Gugus Tugas Kejar Target Pemeriksaan 20.000 Spesimen Per Hari

Gugus Tugas Kejar Target Pemeriksaan 20.000 Spesimen Per Hari
Juru Bicara Pemerintah untuk Penanganan Covid-19, Achmad Yurianto. (Foto: Covid19.co.id)
Ari Suprianti Rikin / CAH Jumat, 5 Juni 2020 | 18:45 WIB

 

Jakarta, Beritasatu.com - Berbagai upaya percepatan penanganan Covid-19 terus dilakukan pemerintah, salah satunya meningkatkan jumlah pemeriksaan sampel mencapai 20.000 per hari. Semakin masifnya pemeriksaan akan mempercepat upaya pemutusan rantai penularan Covid-19.

"Kita upayakan target 20.000 sehari harus kita kejar, karena sarana untuk melaksanakan ini berupa laboraturium dan sebagainya cukup dan sudah tersebar di banyak tempat. Kami sudah mengaktifkan 66 mesin tes cepat molekuler yang berada di semua kabupaten/kota di tanah air," kata Juru Bicara Pemerintah untuk Penanganan Covid-19 Achmad Yurianto dalam telekonferensi di Kantor BNPB, Jakarta, Jumat (5/6/2020).

Menurutnya, keberadaan mesin pemeriksaan dan laboratorium menjadi salah satu tulang punggung sehingga jarak antara rumah sakit yang butuh pemeriksaan dan laboratorium untuk memeriksa bisa diperpendek.

"Oleh karena itu target kita untuk terus sampai 20.000 ini kita upayakan sungguh-sungguh dan kita perbaiki sistem pelaporan yang dilakukan oleh seluruh laboratorium yang lakukan pemeriksaan," ungkapnya.

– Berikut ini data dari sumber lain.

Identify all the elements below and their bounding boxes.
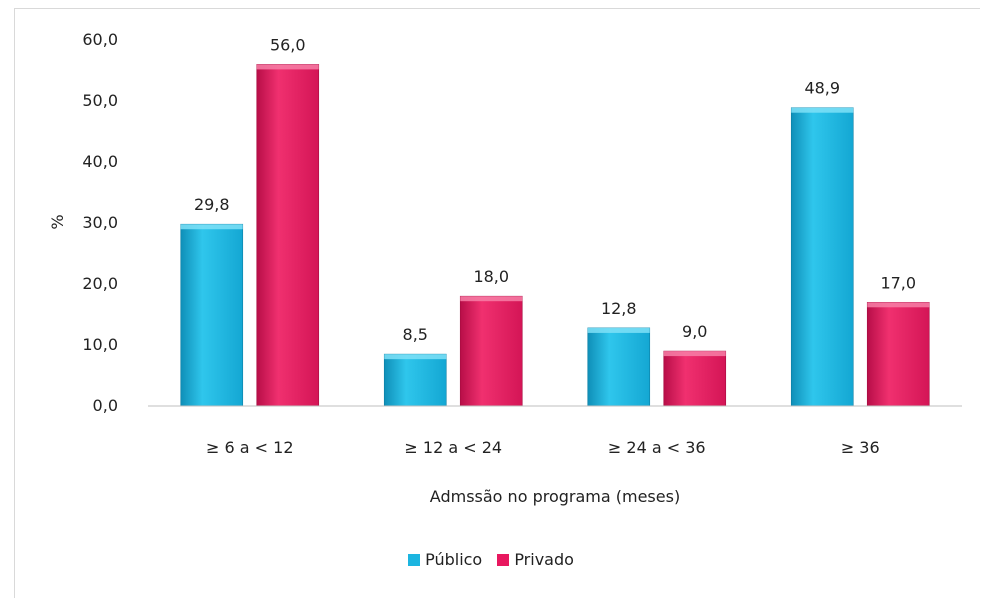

Hal ini sejalan dengan instruksi presiden di dalam kaitan dengan percepatan penanganan pandemi Covid-19.

Baca JugaUpdate Covid-19: Tambah 551, Pasien Sembuh Torehkan Rekor

Testing yang dilakukan secara lebih masif lagi lanjutnya, diharapkan bisa dengan cepat mengidentifikasi orang tanpa gejala, karena inilah yang kemudian ditakutkan sebagai sumber penularan di tengah masyarakat.

Kemudian semua kasus yang diidentifikasi positif harus dilaksanakan penelusuran (tracing) kontaknya dan ini harus dilaksanakan secara lebih agresif lagi. Artinya penelusuran kontak pada keluarga, lingkungan kerjanya menjadi penting untuk didapatkan orang-orang yang harus dipantau terkait kemungkinan orang lain tertular.

Tentu kata dia, (tracing) ini ditujukan bukan hanya menelusuri riwayat kontak tapi juga sekaligus pemeriksaan, pengetesan agar dengan cepat bisa ditemukan sumber penularan di masyarakat. 

Sampai saat ini telah diperiksa 380.973 spesimen dengan metode polymerase chain reaction (PCR) di 101 laboratorium, tes cepat molekuler (TCM) 62 laboratorium dan laboratorium jejaring PCR dan TCM 186 laboratorium. Dari pemeriksaan ini didapati kasus baru yang konfirmasi Covid-19 positif sebanyak 703 orang sehingga total sekarang menjadi 29.521 orang.

Di Jawa Timur kasus positif meningkat 141 orang, DKI Jakarta 76 orang, Kalimantan Selatan 71 orang, Jawa Tengah 58 orang, Sulawesi Selatan 54 orang. Ada 19 provinsi yang angka kenaikannya di bawah 10, di antaranya ada 3 provinsi yang hanya laporkan 2 kasus baru, 4 provinsi laporkan 1 kasus baru, dan 6 provinsi yang tidak ada kasus baru.

"Ini sesuatu yang menggembirakan karena ini menggambarkan tentang kondisi masyarakat yang sudah mulai bisa terapkan kriteria aman dari Covid-19 dengan melaksanakan protokol kesehatan dengan lebih baik," paparnya.

Kasus sembuh 551 orang, sehingga total menjadi 9.443. Ini harus disyukuri karena banyak yang semakin sembuh. Kasus meninggal naik 49 orang sehingga total menjadi 1.770, sudah 420 kabupaten kota yang sekarang terdampak di 34 provinsi.

"Kita masih lakukan pemantauan dari tracing kasus positif baru yang kita dapatkan. Jumlah orang dalam pemantauan 49.320 orang, pasien dan pengawasan yang kita awasi betul ada 13.592 orang," ucapnya.